Livello 1, indispensabile

Per il tuo primo barattolo

Con questi quattro elementi puoi partire dai crauti fatti in casa, dai cetrioli o dalla giardiniera senza aggiungere altro. Niente termometri, niente valvole, niente vasi di coccio: quelli vengono dopo, e sono comodità, non necessità. Il barattolo a bocca larga è comodo perché ci infili e ci togli le verdure facilmente, e ci fai stare dentro il peso.

La regola d’oro: tutto sotto la salamoia

Se c’è una sola cosa che decide la riuscita di una verdura fermentata, è questa: ciò che sta sotto il liquido è protetto, ciò che tocca l’aria può ammuffire. La lattofermentazione è un processo anaerobico: i batteri lattici lavorano senza ossigeno, mentre muffe e lieviti indesiderati hanno bisogno d’aria per attecchire. Tenere tutto sommerso è il gesto che li tiene fuori.

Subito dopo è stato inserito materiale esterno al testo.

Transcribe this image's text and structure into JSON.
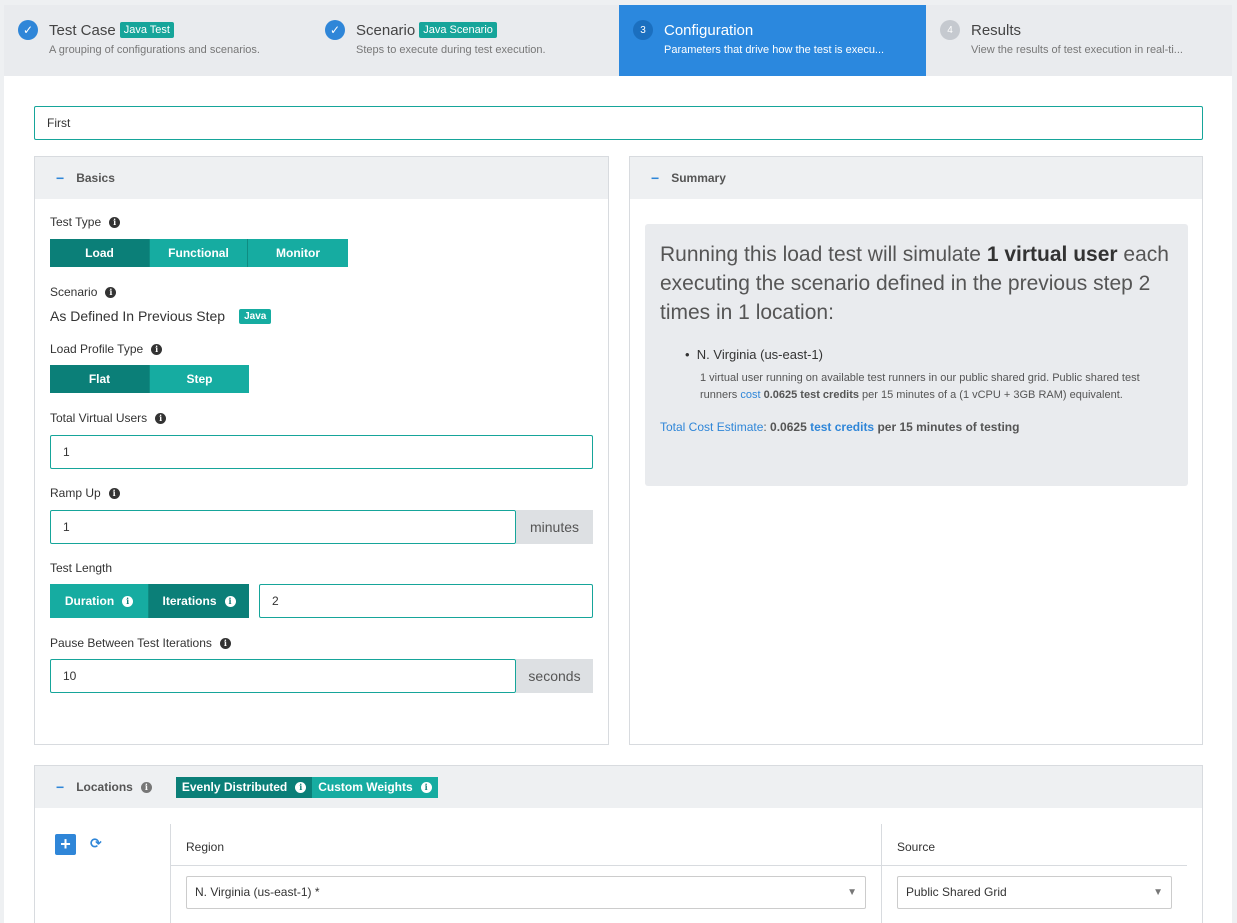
{
  "steps": [
    {
      "title": "Test Case",
      "badge": "Java Test",
      "sub": "A grouping of configurations and scenarios."
    },
    {
      "title": "Scenario",
      "badge": "Java Scenario",
      "sub": "Steps to execute during test execution."
    },
    {
      "num": "3",
      "title": "Configuration",
      "sub": "Parameters that drive how the test is execu..."
    },
    {
      "num": "4",
      "title": "Results",
      "sub": "View the results of test execution in real-ti..."
    }
  ],
  "config_name": "First",
  "basics": {
    "title": "Basics",
    "test_type_label": "Test Type",
    "test_types": [
      "Load",
      "Functional",
      "Monitor"
    ],
    "scenario_label": "Scenario",
    "scenario_value": "As Defined In Previous Step",
    "scenario_badge": "Java",
    "load_profile_label": "Load Profile Type",
    "load_profiles": [
      "Flat",
      "Step"
    ],
    "total_users_label": "Total Virtual Users",
    "total_users_value": "1",
    "ramp_up_label": "Ramp Up",
    "ramp_up_value": "1",
    "ramp_up_unit": "minutes",
    "test_length_label": "Test Length",
    "duration_label": "Duration",
    "iterations_label": "Iterations",
    "iterations_value": "2",
    "pause_label": "Pause Between Test Iterations",
    "pause_value": "10",
    "pause_unit": "seconds"
  },
  "summary": {
    "title": "Summary",
    "line_pre": "Running this load test will simulate ",
    "line_bold": "1 virtual user",
    "line_post": " each executing the scenario defined in the previous step 2 times in 1 location:",
    "location": "N. Virginia (us-east-1)",
    "desc_pre": "1 virtual user running on available test runners in our public shared grid. Public shared test runners ",
    "desc_link": "cost",
    "desc_bold": " 0.0625 test credits",
    "desc_post": " per 15 minutes of a (1 vCPU + 3GB RAM) equivalent.",
    "total_label": "Total Cost Estimate",
    "total_colon": ": ",
    "total_value": "0.0625",
    "total_link": " test credits",
    "total_post": " per 15 minutes of testing"
  },
  "locations": {
    "title": "Locations",
    "evenly": "Evenly Distributed",
    "custom": "Custom Weights",
    "col_region": "Region",
    "col_source": "Source",
    "region_value": "N. Virginia (us-east-1) *",
    "source_value": "Public Shared Grid"
  }
}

Per questo il peso è l’accessorio più importante dopo il barattolo. Serve a spingere le verdure sotto la salamoia e a tenercele per tutta la fermentazione, anche quando la CO₂ tende a farle risalire. Le opzioni:

La regola in una frase: tutto sotto la salamoia, sempre. Se qualche pezzo affiora e prende aria, rischia la muffa; il peso è ciò che glielo impedisce. È l’equivalente, per le verdure, di ciò che la coltura madre è per il kombucha: il dettaglio su cui non transigere.

Il coperchio: far uscire la CO₂ senza far entrare l’aria

La fermentazione produce anidride carbonica: in un barattolo chiuso ermeticamente la pressione sale, e nei casi peggiori il barattolo trabocca o salta il coperchio. Il gas deve poter uscire, ma senza lasciare entrare aria e moscerini. Hai due strade:

Occhio ai coperchi a vite ben stretti. Se chiudi ermeticamente e ti dimentichi di sfiatare, il barattolo può perdere salamoia dal bordo o, con verdure molto attive, arrivare a spingere il coperchio. In prima fermentazione: coperchio lasco e sfiato, oppure valvola.

Il sale e la bilancia

Il sale non è un condimento, qui: è lo strumento che seleziona i batteri giusti e frena quelli indesiderati finché l’acidità prende il controllo. Per questo si dosa con precisione, a peso e mai a occhio: la bilancia da cucina è lo strumento più importante che hai insieme al barattolo.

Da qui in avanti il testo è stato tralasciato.